Roche, who won the Giro d’Italia, Tour de France and World Championships back in 1987 said of all the races he ever rode, the Tour of Ireland — which was then known as the Nissan Classic — was one of the most special to him.
And he says there’s no reason why it cannot be revived after it was scrapped in 2009 on foot of the recession.
“The Nissans were always very special because no matter what the event was, if you were able to ride at home it was magnificent,” he said.
“That year in 1987 was incredible, coming on the back of my success in the Giro, the Tour and the worlds, and coming home and riding in the Nissan Classic, me, Sean Kelly, Martin Earley and Paul Kimmage were like rock stars.
“There’s no reason why it shouldn’t come back,” continued Roche. “With the way cycling is at the moment there’s a huge interest from all walks of life. Women’s cycling is growing, you have cyclists going out with their kids for a spin, former cyclists are coming back into it, the bike to work scheme has swelled the numbers on the roads; it’s absolutely amazing the number of people who would call themselves cyclists now.”
However, he warned: “We won’t get a national tour if we don’t have the professional lads like Dan [Martin], Sam [Bennett], Nicolas [Roche] and Philip [Deignan] doing well. When they’re doing well it makes it easier to pitch the idea to a sponsor to come on board and have another Tour of Ireland.
“It’s important that anyone coming on board sees these guys performing at the top level.

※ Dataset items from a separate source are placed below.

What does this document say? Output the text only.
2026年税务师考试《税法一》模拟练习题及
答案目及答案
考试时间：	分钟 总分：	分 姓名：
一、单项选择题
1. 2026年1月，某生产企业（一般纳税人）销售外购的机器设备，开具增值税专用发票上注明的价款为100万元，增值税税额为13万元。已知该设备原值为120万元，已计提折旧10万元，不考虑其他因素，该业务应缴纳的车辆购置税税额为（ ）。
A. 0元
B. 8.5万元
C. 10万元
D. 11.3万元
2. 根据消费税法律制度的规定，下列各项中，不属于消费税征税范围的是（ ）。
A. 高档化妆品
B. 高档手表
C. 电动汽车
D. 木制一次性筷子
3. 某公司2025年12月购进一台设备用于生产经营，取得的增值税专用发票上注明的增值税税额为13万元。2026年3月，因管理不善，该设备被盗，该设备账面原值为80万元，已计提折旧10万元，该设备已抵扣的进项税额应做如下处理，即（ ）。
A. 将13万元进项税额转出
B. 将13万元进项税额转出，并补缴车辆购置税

But it’s equally important the sponsor sees the development behind it too. I think when sponsors see these guys become household names it’s a no-brainer for me as regards sponsoring it.”
Speaking of the Giro d’Italia, which gets under way on Friday, Roche (pictured) said the respective bodies have done an incredible job in promoting the race, particularly the authorities in the North.
“They put a lot more money into it and the race is up there for three days, as opposed to one down south.
“When asked had the North done more, he said: “Northern Ireland hasn’t had much events of this size in the past whereas the south has. So maybe there’s a different approach to it.
“But I drove through O’Connell Street a few nights ago along the quays, and I was quite surprised to see all the flags on the Liffey and the buildings are all lit up with pink lights and you see a lot of photographs and banners as well around the place.
“The North is out of this world. Shops, buildings, schools, they’ve done a great job with these little pink bows around the buildings; it’s not a lot but it makes a huge difference if everyone buys into it.
“I was up there recently and everyone was wearing pink, the whole place was done up; pink horses, pink balloons, they’ve really embraced it and done an incredible job. But I think down here we’re doing what needs to be done too.”